Irene Wilde
New Member
novella said:I guess then the question is: why do you think this is a legitimate question? What will the answer yield?
A different way of thinking, a deeper understanding of myself, perhaps a new way of living. Maybe nothing, maybe something. It is just a need I feel at the present time.
Do you think there's a possibility that this question is nonsense? That there is no answer because the question itself doesn't make any sense?
It's better than laying in bed with a headache.
In other words, I am asking these questions as a skeptic. I think that you are asking them as a believer, with your faith in the fact that there is no answer.
As of 9:33 this morning, I'm a believer in nothing, except perhaps gravity 'cause last time I checked it was still working. That isn't to say I believe in Nothingness, only that where I am right now is a place that is questioning past beliefs because something went wrong along the way. Those beliefs didn't hold up. Irene Wilde didn't hold up. Something went wrong and I'm trying to understand what.

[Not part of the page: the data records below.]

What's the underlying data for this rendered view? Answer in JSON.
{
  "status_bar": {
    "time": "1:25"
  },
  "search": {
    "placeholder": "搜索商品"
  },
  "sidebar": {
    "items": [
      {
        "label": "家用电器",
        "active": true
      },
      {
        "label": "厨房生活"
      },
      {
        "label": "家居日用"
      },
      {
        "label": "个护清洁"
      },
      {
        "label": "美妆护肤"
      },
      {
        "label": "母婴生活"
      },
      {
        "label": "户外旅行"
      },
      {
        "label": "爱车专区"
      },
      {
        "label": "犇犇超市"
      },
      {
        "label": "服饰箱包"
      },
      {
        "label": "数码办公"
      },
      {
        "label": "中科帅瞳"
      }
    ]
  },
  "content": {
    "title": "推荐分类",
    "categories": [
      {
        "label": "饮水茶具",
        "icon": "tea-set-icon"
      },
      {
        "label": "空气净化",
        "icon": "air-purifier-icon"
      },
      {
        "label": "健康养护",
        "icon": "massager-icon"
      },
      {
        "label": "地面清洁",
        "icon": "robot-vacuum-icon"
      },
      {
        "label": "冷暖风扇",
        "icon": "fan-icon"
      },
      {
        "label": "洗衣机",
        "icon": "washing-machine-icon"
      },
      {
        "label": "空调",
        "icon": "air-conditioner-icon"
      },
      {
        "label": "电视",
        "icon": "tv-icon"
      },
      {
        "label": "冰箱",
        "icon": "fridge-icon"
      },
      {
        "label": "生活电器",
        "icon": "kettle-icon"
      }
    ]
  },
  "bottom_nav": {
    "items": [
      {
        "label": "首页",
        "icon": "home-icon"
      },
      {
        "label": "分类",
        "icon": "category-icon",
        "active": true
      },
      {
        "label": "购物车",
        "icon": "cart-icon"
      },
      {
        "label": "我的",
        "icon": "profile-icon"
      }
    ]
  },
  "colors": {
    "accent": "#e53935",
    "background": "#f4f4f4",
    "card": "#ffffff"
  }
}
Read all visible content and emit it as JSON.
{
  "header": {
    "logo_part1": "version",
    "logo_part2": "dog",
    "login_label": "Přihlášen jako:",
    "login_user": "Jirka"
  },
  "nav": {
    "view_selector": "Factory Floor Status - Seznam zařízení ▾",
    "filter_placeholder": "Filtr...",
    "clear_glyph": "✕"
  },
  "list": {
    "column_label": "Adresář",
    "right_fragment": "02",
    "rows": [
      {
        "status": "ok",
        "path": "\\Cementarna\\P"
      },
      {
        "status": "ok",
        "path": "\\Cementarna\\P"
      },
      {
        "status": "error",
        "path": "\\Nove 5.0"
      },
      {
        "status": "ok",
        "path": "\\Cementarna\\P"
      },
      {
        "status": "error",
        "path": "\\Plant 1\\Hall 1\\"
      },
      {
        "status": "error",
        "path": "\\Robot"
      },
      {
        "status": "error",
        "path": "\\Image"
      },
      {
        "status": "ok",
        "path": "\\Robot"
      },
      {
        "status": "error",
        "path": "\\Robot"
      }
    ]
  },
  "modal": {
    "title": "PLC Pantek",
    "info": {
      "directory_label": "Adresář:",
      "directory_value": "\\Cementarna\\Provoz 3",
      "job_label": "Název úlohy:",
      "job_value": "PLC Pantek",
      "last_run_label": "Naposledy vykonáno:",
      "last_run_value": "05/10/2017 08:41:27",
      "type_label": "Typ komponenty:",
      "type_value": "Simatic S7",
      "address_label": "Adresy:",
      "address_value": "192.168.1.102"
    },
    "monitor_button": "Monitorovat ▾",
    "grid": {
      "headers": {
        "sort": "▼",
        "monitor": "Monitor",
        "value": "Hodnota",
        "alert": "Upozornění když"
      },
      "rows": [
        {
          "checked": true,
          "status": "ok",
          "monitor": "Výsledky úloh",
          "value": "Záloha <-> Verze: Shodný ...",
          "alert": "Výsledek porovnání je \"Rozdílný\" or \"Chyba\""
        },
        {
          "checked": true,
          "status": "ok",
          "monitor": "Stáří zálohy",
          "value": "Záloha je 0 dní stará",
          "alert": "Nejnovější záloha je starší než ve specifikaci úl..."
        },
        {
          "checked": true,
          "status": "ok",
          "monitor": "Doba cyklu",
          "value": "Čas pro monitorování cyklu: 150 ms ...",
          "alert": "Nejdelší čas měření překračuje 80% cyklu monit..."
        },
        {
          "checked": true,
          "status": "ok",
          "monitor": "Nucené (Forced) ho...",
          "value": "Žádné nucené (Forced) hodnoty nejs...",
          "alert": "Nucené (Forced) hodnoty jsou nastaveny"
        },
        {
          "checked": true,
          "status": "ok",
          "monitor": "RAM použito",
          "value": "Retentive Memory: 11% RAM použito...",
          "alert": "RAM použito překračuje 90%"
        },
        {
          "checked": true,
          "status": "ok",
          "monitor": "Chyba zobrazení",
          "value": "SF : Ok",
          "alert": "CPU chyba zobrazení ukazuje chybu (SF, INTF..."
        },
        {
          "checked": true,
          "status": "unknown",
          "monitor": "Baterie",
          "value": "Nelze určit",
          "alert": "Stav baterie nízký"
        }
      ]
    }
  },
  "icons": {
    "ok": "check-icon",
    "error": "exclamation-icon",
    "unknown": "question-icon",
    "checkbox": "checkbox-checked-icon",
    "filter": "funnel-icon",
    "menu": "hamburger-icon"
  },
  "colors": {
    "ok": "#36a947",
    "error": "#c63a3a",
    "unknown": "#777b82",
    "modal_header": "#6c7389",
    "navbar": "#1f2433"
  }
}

It is that implication of a privileged, inexplicable belief that gives this thread its cliquish, pedantic quality. There is a tone throughout of a private club and a private discussion that others may listen to but may understand nothing about, because they are not part of the belief system. And that belief system is based on the paradox: you see this thing? You can't because there's nothing there. Only we believers can see it, because it doesn't exist.

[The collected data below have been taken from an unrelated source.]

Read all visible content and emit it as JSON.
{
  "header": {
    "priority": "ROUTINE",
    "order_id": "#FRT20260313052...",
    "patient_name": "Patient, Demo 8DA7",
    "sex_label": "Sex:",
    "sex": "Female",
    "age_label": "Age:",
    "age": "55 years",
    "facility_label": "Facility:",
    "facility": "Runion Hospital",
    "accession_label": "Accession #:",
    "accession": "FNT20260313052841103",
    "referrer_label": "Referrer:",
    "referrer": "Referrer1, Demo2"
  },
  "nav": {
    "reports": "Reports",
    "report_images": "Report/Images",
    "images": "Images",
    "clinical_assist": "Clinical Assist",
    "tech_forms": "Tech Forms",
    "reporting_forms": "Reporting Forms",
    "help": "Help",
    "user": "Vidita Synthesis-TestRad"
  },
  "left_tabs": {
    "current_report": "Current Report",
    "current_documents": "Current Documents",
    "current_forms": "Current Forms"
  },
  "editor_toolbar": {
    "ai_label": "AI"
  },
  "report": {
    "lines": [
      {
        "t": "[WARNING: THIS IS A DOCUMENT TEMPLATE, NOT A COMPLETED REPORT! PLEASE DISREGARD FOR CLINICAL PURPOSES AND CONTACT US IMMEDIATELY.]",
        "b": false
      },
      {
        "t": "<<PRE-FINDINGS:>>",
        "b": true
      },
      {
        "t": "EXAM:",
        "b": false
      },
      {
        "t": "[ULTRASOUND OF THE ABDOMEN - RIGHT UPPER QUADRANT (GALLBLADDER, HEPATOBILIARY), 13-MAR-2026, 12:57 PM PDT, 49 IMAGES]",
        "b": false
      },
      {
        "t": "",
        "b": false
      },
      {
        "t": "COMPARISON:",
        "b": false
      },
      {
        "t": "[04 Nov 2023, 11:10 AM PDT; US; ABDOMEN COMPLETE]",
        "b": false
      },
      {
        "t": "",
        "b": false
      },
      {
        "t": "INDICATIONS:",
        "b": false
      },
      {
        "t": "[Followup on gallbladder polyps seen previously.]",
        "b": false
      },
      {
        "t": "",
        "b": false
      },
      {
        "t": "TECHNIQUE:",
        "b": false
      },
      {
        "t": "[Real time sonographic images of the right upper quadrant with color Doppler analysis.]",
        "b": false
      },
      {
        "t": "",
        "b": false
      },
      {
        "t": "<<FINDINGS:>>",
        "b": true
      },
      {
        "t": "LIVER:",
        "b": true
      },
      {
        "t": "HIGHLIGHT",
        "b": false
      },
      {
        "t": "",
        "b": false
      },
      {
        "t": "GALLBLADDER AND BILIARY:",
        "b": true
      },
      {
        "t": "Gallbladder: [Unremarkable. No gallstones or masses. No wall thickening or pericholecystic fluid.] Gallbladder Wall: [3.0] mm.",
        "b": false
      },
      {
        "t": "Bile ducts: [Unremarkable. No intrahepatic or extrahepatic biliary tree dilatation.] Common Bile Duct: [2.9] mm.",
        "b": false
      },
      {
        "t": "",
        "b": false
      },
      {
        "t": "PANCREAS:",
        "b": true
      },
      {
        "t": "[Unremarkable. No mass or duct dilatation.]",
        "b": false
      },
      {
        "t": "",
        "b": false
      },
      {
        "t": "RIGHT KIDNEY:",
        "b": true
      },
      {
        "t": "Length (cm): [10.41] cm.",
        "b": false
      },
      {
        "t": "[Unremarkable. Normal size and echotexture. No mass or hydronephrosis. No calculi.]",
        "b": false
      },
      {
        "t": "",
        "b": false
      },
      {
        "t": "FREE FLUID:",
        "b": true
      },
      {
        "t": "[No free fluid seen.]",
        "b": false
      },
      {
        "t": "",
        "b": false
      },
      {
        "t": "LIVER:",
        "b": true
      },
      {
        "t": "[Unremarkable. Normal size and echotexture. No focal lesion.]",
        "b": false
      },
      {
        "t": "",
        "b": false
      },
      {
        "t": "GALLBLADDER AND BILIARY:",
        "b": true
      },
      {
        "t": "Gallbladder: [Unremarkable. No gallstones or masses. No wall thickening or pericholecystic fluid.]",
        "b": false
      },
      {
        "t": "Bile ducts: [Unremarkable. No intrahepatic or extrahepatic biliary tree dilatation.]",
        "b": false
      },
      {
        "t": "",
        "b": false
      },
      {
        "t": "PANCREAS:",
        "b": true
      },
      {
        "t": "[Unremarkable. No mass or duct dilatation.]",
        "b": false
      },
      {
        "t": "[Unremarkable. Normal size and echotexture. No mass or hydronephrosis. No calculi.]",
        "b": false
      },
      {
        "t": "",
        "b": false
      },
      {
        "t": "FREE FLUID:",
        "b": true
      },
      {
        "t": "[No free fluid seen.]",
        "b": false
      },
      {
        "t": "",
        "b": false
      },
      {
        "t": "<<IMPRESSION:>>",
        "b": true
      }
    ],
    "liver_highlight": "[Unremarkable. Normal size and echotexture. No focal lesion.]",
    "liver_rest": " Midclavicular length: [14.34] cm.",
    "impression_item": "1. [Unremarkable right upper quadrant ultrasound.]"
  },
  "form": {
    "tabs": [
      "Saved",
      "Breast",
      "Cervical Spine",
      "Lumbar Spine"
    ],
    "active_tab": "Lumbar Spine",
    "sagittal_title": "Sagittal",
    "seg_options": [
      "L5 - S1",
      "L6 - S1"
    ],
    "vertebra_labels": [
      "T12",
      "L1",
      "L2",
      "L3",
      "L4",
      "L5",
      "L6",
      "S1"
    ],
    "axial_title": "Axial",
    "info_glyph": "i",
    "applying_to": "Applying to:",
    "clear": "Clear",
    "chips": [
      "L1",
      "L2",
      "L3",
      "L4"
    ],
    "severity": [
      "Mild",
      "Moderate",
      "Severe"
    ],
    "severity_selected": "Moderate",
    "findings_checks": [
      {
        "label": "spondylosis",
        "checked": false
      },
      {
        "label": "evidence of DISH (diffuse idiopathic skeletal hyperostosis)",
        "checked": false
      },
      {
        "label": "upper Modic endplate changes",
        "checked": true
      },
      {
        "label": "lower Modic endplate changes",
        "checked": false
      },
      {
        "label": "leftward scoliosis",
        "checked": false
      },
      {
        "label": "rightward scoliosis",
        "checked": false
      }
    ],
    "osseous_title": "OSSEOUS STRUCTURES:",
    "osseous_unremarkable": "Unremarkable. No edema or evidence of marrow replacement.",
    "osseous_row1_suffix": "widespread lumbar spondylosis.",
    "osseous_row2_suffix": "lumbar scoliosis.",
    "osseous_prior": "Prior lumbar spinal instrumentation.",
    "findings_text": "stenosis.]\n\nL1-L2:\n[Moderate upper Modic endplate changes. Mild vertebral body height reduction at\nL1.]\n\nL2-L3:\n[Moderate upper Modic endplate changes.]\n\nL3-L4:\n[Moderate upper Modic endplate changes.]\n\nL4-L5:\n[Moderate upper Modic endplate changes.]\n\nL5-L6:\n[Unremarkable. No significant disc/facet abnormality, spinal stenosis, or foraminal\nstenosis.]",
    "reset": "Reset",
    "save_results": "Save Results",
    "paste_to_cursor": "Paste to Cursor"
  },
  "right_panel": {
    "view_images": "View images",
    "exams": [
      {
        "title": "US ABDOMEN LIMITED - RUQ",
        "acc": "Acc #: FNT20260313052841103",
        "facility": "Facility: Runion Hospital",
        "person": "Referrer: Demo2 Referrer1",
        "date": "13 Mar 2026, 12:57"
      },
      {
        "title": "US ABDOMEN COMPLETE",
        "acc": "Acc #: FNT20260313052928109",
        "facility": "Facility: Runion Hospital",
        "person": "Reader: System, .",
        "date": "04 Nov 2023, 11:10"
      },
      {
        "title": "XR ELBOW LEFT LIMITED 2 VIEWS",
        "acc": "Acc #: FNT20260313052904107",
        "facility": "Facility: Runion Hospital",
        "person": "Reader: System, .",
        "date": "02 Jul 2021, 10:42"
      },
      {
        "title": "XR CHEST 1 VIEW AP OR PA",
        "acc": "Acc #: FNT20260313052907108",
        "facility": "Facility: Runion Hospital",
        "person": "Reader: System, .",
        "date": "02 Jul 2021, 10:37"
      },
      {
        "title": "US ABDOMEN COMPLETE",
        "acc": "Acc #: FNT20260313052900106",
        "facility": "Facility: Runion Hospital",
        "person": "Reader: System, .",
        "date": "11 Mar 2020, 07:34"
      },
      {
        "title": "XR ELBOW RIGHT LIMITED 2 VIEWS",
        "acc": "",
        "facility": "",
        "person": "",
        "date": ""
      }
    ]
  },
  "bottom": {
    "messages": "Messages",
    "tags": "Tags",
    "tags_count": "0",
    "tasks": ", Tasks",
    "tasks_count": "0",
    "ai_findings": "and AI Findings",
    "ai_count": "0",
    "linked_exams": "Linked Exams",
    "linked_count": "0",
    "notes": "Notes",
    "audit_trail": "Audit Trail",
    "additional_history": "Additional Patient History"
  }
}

If there is a cliquish quality to this thread it is perhaps because it was started by two people (do two people constitute a clique?) who are friends and have known each other a long time. Our friendship allows us to communicate in a certain...shorthand, if you will. In a way it is a private conversation. I think Mr. Burns thought it would be interesting to share our discourse in this manner, and since a couple of other people have joined in, some by participating, others simply by reading along, I like to think he was right. If we wanted to exclude other people, we would have continued this conversation on a private basis. However, it's a difficult thing to communicate with strangers via the written word in an immediate and spontaneous way. Perhaps we were wrong. I don't know.